Czas na krótkie podsumowanie tego jak zaprezentowali się poszczególni piłkarze Atletico Madryt w swoich reprezentacjach narodowych. Zacznijmy od hiszpańskich młodzieżówek. W wyjazdowym spotkaniu drużyny do lat 19 z rówieśnikami z Niemiec (0:1) w wyjściowym składzie znaleźli się Javi Manquillo, Saul Niguez i Oliver Torrres. Pierwsi dwaj rozegrali 90 minut, podczas gdy nasz 18-letni rozgrywający został zmieniony w 72. minucie. Choć cała trójka pokazała się z dobrej strony, to zdecydowanie najlepszym był ten ostatni. Oli po raz kolejny udowodnił jak wielki drzemie w nim potencjał, popisywał się świetnymi podaniami i widać u rosnącą klasę piłkarską.

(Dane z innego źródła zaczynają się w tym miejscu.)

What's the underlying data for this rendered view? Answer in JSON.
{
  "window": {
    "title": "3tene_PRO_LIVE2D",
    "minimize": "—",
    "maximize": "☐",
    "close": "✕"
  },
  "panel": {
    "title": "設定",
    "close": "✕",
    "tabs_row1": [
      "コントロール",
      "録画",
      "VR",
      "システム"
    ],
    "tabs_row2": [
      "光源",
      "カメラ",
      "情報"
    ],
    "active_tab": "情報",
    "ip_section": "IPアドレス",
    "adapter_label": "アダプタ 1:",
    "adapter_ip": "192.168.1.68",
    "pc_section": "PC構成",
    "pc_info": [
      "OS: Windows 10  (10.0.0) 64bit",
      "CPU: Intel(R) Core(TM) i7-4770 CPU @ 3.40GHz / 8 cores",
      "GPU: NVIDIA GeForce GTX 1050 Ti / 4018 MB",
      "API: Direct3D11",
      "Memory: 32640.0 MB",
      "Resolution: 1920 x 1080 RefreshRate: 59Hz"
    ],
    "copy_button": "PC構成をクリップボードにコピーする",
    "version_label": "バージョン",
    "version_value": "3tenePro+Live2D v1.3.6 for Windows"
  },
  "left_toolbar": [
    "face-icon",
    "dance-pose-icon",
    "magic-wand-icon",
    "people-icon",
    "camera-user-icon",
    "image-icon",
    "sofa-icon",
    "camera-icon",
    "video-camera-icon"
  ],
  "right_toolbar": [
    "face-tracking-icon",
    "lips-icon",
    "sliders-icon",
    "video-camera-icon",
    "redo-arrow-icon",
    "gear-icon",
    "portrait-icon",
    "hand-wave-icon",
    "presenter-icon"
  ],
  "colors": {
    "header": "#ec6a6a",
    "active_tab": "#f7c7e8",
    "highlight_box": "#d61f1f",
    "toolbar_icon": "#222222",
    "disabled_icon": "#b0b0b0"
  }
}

Z kolei podczas meczu Hiszpanii U-21 z Norwegia U-21 na murawie oglądać mogliśmy Koke. La Rojita pewnie zwyciężyła aż 5:2, a nasz wychowanek choć grał tylko przez pierwsze 45 minut, to i tak zdążył zaliczyć asystę przy drugim golu Cristiana Tello (na filmiku poniżej jest to akcja z 2:13). Joel Robles rozegrał w bramce całe spotkanie. Warto również dodać, że w eliminacjach do Mistrzostw Europy do lat 17 w starciu Hiszpanii z Chorwacją (w Splicie gospodarze wygrali 3:2) na boisku przez pełne 80 minut przebywał nasz młody napastnik – Roberto Nunez Manas. Na ławce rezerwowych pojedynek ten przesiedział Carlos Marin Tomas (golkiper z naszej cantery).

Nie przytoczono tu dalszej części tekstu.